Una linterna oscila hacia Crozier en el pasillo estrecho que conduce hacia abajo desde la proa. El capitán se vuelve a tiempo de ver algo parecido a un oso negro y peludo que introduce su bulto entre las fundas del carbón y el mamparo de la sala del pan.
—Señor Wilson —dice Crozier, reconociendo al ayudante de carpintero por su rotundidad y por sus guantes de piel de foca y los pantalones de piel de ciervo regalados a todos los hombres antes de la partida, pero que sólo unos pocos habían preferido a sus ropas de lana y de franela. En algún momento del viaje, el carpintero había cosido unas pieles de lobo conseguidas en la estación ballenera danesa de Disko Bay y se había hecho una especie de abrigo muy abultado, pero, según insistía él, cálido.
—Capitán. —Wilson, uno de los hombres más gordos a bordo, lleva la linterna en una mano y varias cajas de herramientas de carpintero metidas debajo del otro brazo.
—Señor Wilson, salude al señor Honey y pídale que venga a verme a la cubierta de la bodega.
—Sí, señor. ¿En qué parte de la cubierta de la bodega, señor?
—En la sala de Muertos, señor Wilson.
—Sí, señor. —La luz de la linterna se refleja en los ojos de Wilson mientras el ayudante mantiene su mirada curiosa clavada un segundo más de lo necesario.

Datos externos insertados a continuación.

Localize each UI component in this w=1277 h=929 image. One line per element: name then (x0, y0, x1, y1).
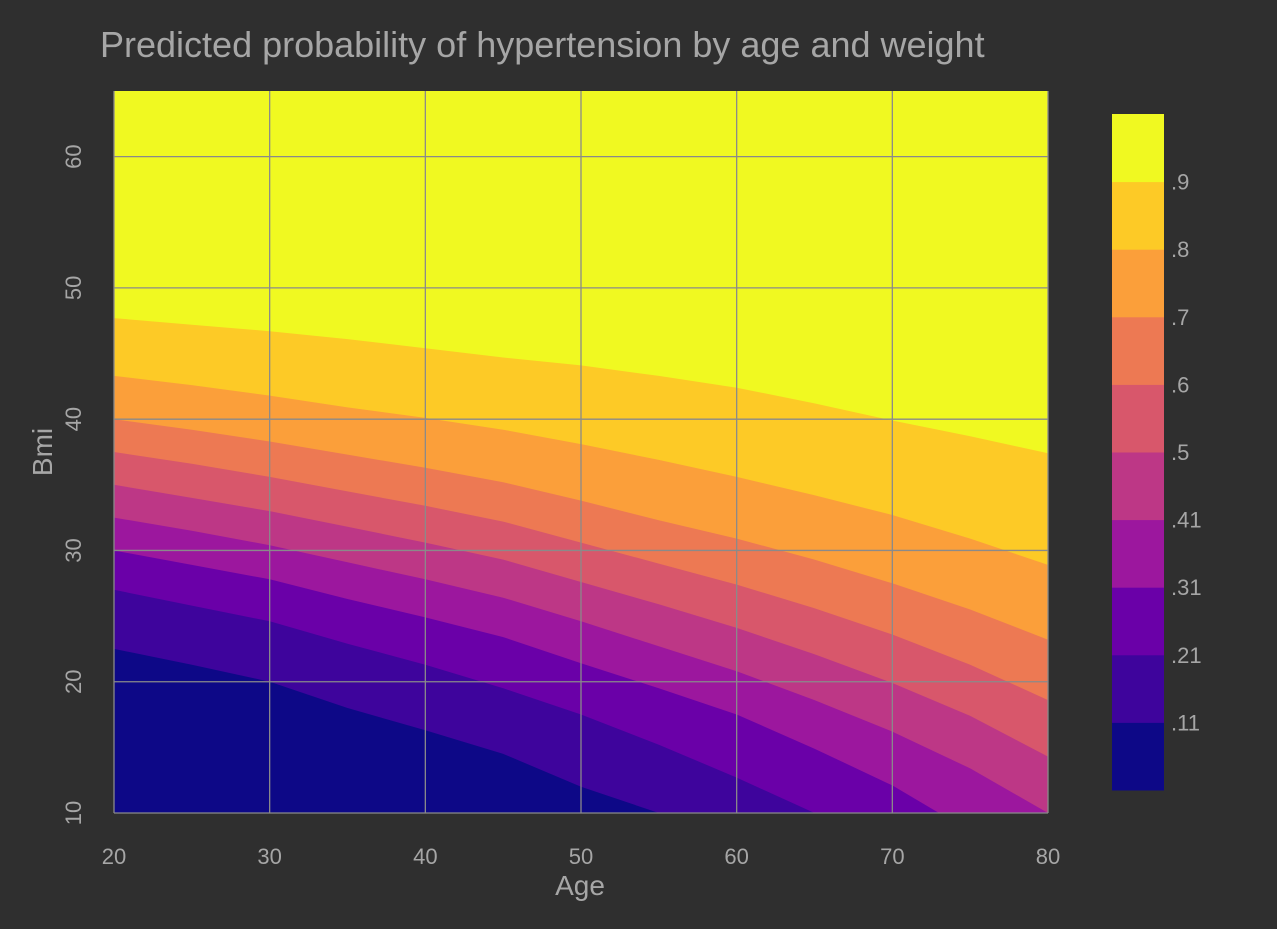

—Y dígale al señor Honey que traiga una barra para hacer palanca, señor Wilson.
—Sí, señor.
Crozier se aparta a un lado, apretándose entre dos barriles para permitir al hombre grandote que suba por la escala hasta la cubierta superior. El capitán sabe que quizá despierte a su carpintero para nada, y que el hombre quizá se tome la molestia de ponerse sus ropas de abrigo mucho antes de que haya luz por ningún motivo en especial, pero tiene un palpito, y prefiere molestar al hombre ahora en lugar de hacerlo más tarde.
Cuando Wilson ya ha conseguido meter su enorme bulto por la escalera y subir a la escotilla superior, el capitán Crozier levanta la trampilla inferior y baja hacia la cubierta de la bodega.
Como todo el espacio de la cubierta se encuentra por debajo del hielo exterior, la cubierta de la bodega está casi tan fría como ese mundo ajeno que hay más allá del casco. Y más oscuro, sin aurora ni estrellas ni luna que alivie la negrura omnipresente. El aire está cargado de polvo de carbón y humo de carbón, y Crozier ve las partículas negras girar en torno a su linterna chisporroteante como si fuesen las garras de un aparecido, y apesta a aguas residuales y a sentina. Un ruido como de algo que rasca, roza y se desliza viene desde la oscuridad de popa, pero Crozier sabe que sólo es el carbón que están cargando a paletadas en la habitación de la caldera. Sólo el calor residual de la caldera mantiene líquidos los siete centímetros de agua sucia a los pies de la escala y evita que se conviertan en hielo. Adelante, donde la proa se sumerge mucho más honda en el hielo, hay casi treinta centímetros de agua helada, a pesar de que los hombres trabajan en las bombas seis horas al día o más. El
Terror,
como cualquier ser viviente, exhala humedad mediante sus funciones vitales, incluyendo la estufa del señor Diggle, siempre en funcionamiento, y mientras la cubierta inferior siempre está húmeda y cubierta de hielo y la cubierta del sollado está congelada, la bodega es una mazmorra con el hielo colgando de todas las vigas y agua que es hielo fundido hasta la altura de los tobillos. Los laterales negros y planos de los veintiún tanques de agua que forran el casco por cada lado añaden más frío aún. Llenos con treinta y ocho toneladas de agua fresca cuando la expedición zarpó, los tanques son ahora verdaderos icebergs blindados, y tocar el hierro es perder piel.